Les Mémoires d’un veuf/Nuit noire

Œuvres complètes - Tome IVVanier (Messein) (p. 195-197).

NUIT NOIRE


Le boulevard Sébastopol bruit et poudroie dans le soleil d’une belle après-midi de janvier.

Le froid est vif. Collets de fourrures et cache-nez se dressent et s’enroulent autour des cous masculins.

Les femmes bien mises sont très malheureuses avec leurs manchons de poupées et leurs Gainsborougs sans voilettes. L’ouvrière et la bonne vieille se sont serré sur la nuque la capeline réputée laide mais prouvée commode. Le gamin bat du pied et le cocher des bras. Il fait bon marcher après déjeuner en humant un cigare bien sec. Délicieux ce temps-là.

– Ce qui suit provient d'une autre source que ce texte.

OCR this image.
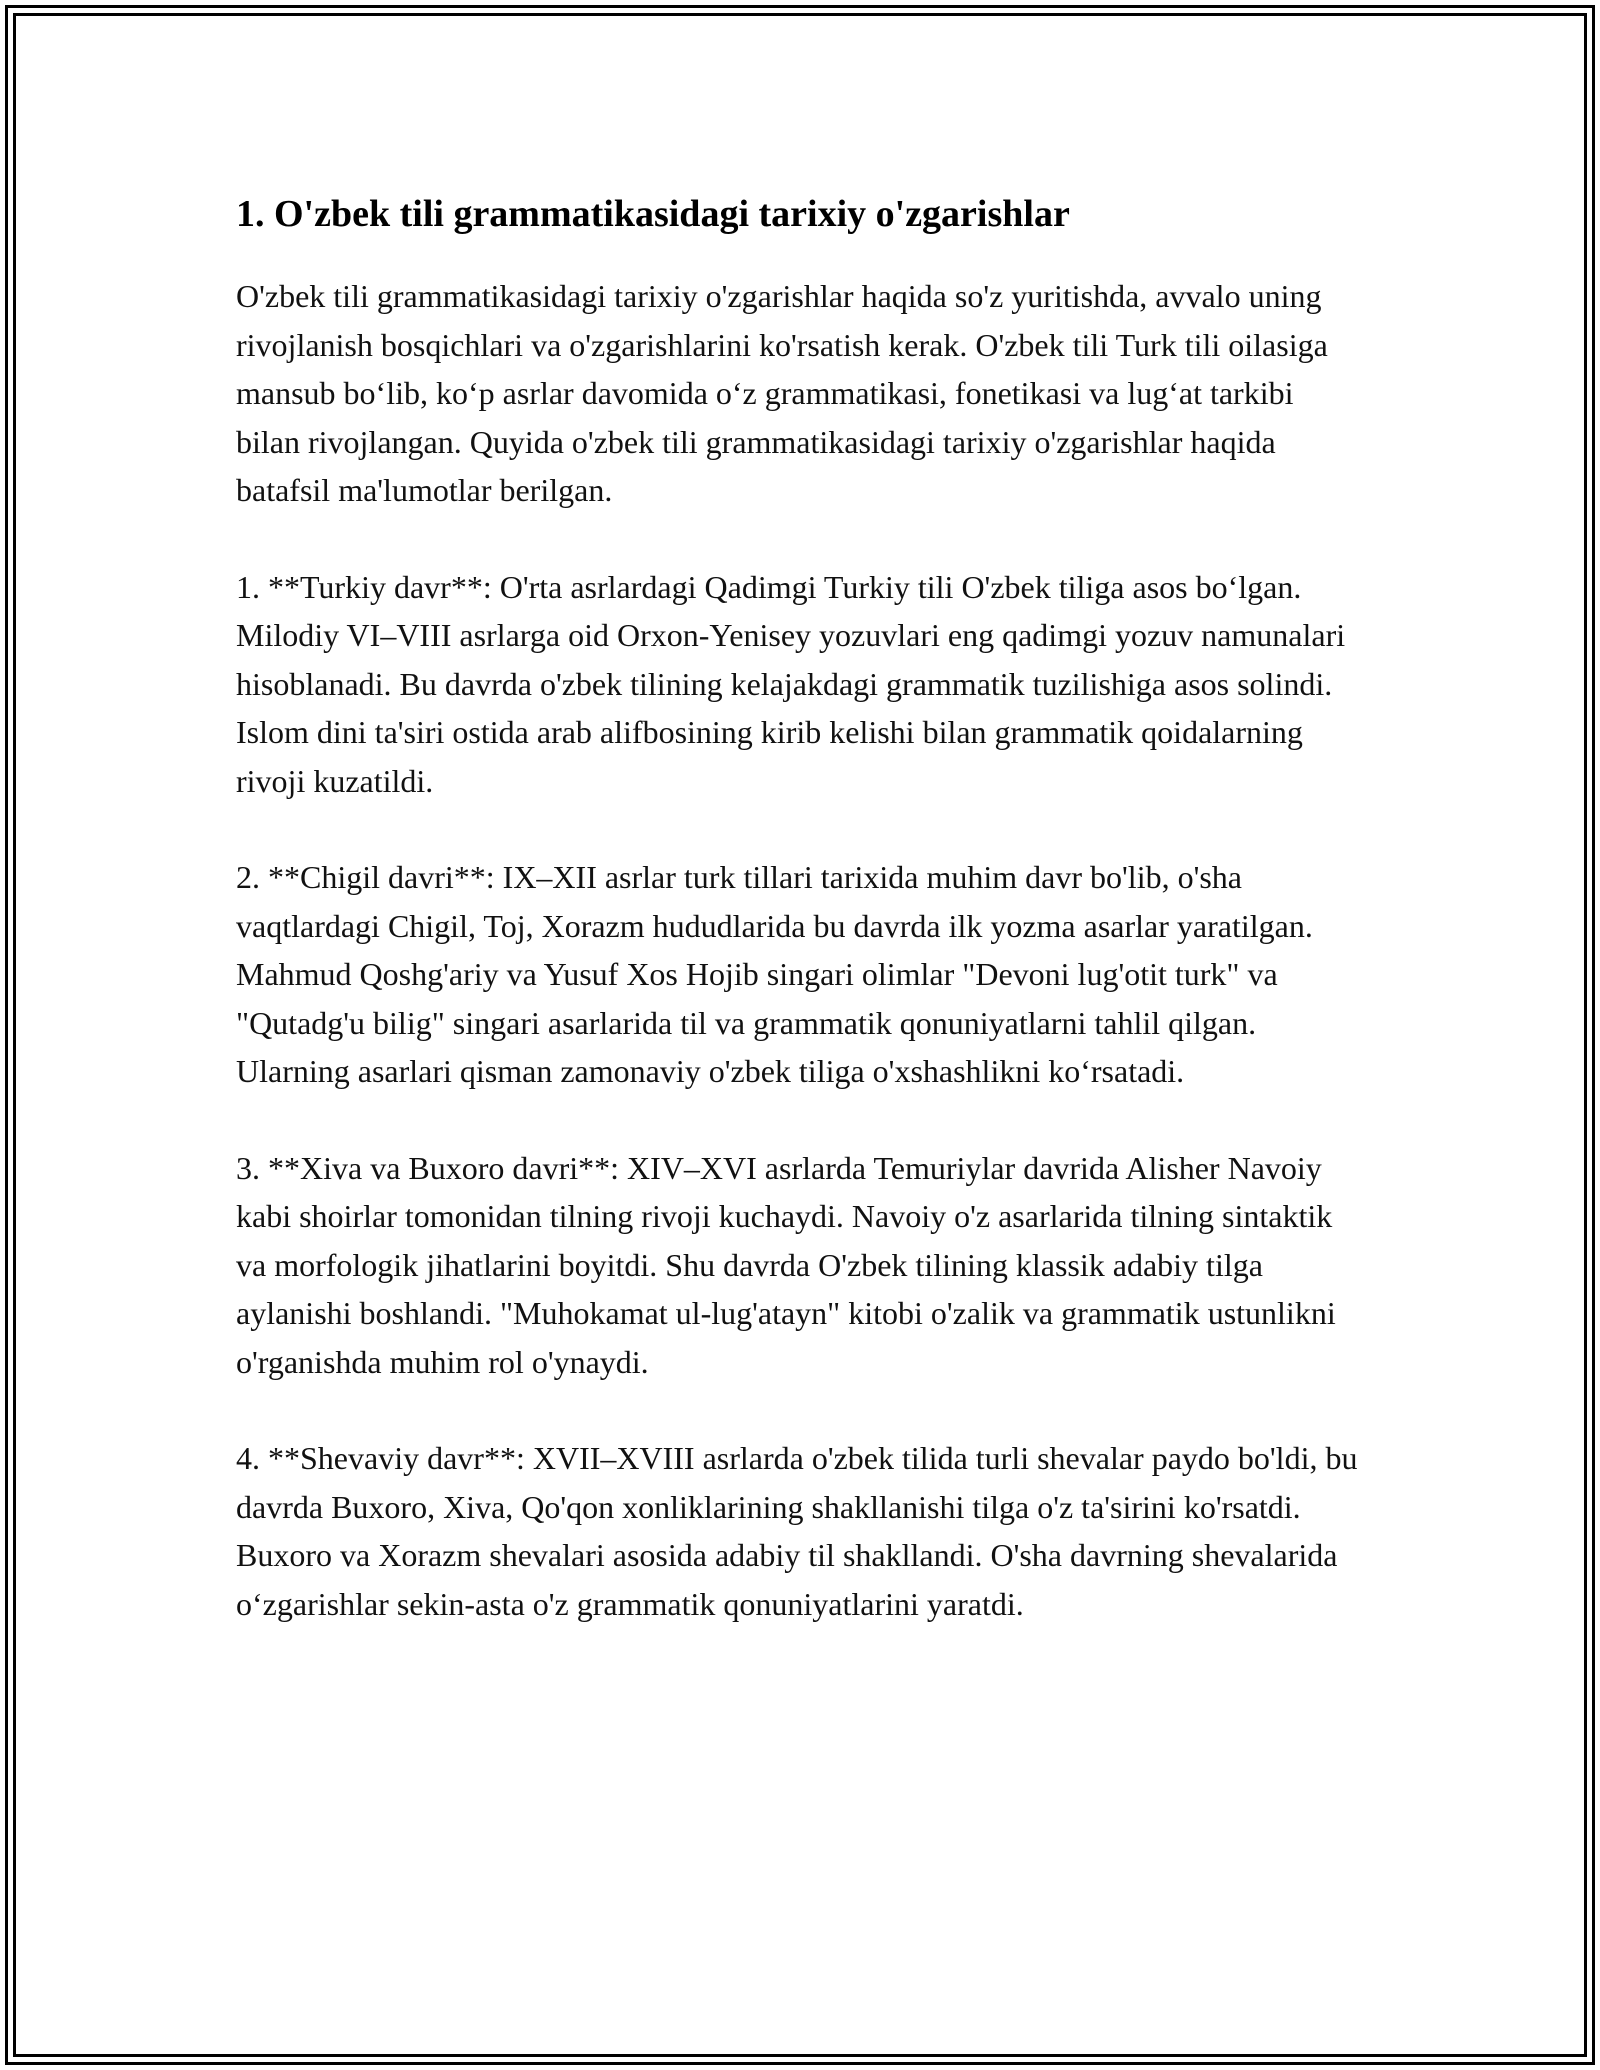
1. O'zbek tili grammatikasidagi tarixiy o'zgarishlar

O'zbek tili grammatikasidagi tarixiy o'zgarishlar haqida so'z yuritishda, avvalo uning rivojlanish bosqichlari va o'zgarishlarini ko'rsatish kerak. O'zbek tili Turk tili oilasiga mansub bo‘lib, ko‘p asrlar davomida o‘z grammatikasi, fonetikasi va lug‘at tarkibi bilan rivojlangan. Quyida o'zbek tili grammatikasidagi tarixiy o'zgarishlar haqida batafsil ma'lumotlar berilgan.

1. **Turkiy davr**: O'rta asrlardagi Qadimgi Turkiy tili O'zbek tiliga asos bo‘lgan. Milodiy VI–VIII asrlarga oid Orxon-Yenisey yozuvlari eng qadimgi yozuv namunalari hisoblanadi. Bu davrda o'zbek tilining kelajakdagi grammatik tuzilishiga asos solindi. Islom dini ta'siri ostida arab alifbosining kirib kelishi bilan grammatik qoidalarning rivoji kuzatildi.

2. **Chigil davri**: IX–XII asrlar turk tillari tarixida muhim davr bo'lib, o'sha vaqtlardagi Chigil, Toj, Xorazm hududlarida bu davrda ilk yozma asarlar yaratilgan. Mahmud Qoshg'ariy va Yusuf Xos Hojib singari olimlar "Devoni lug'otit turk" va "Qutadg'u bilig" singari asarlarida til va grammatik qonuniyatlarni tahlil qilgan. Ularning asarlari qisman zamonaviy o'zbek tiliga o'xshashlikni ko‘rsatadi.

3. **Xiva va Buxoro davri**: XIV–XVI asrlarda Temuriylar davrida Alisher Navoiy kabi shoirlar tomonidan tilning rivoji kuchaydi. Navoiy o'z asarlarida tilning sintaktik va morfologik jihatlarini boyitdi. Shu davrda O'zbek tilining klassik adabiy tilga aylanishi boshlandi. "Muhokamat ul-lug'atayn" kitobi o'zalik va grammatik ustunlikni o'rganishda muhim rol o'ynaydi.

4. **Shevaviy davr**: XVII–XVIII asrlarda o'zbek tilida turli shevalar paydo bo'ldi, bu davrda Buxoro, Xiva, Qo'qon xonliklarining shakllanishi tilga o'z ta'sirini ko'rsatdi. Buxoro va Xorazm shevalari asosida adabiy til shakllandi. O'sha davrning shevalarida o‘zgarishlar sekin-asta o'z grammatik qonuniyatlarini yaratdi.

Mais que de pauvres, donc ! Des tas de culs-de-jatte à grosse moustache goguenarde, des bonnes aventures de toute couleur à leur boutonnière, rampent et glapissent, une flotte d’Italiens mâles et femelles rougeoie et pue au son de la cornemuse et du violon, les manchots traditionnels et les estropiés de tous les membres possibles ou autres fourmillent et encombrent. Que ces pauvres sont insolents ! Sans exception ! Et qu’ils seraient effrayants si l’on n’était sceptique en diable et un Parisien pour de bon !

Le Veuf ainsi s’exclame et serre son porte-monnaie d’ailleurs assez plat sur sa poche de pantalon, à travers son ulster pelucheux et un veston de chez un Godchau, cette Cour-des-miracles circulante ne lui disant rien qui vaille, et il continue sa course. Soudain son regard tombe dans une porte cochère surmontée d’un ou plusieurs Weill, Lévy, Mayer, en lettres d’or longues comme la barbe d’Aaron, flanquée de panonceaux flambants et de menus à la craie sur des demi-cylindres en tôle noire.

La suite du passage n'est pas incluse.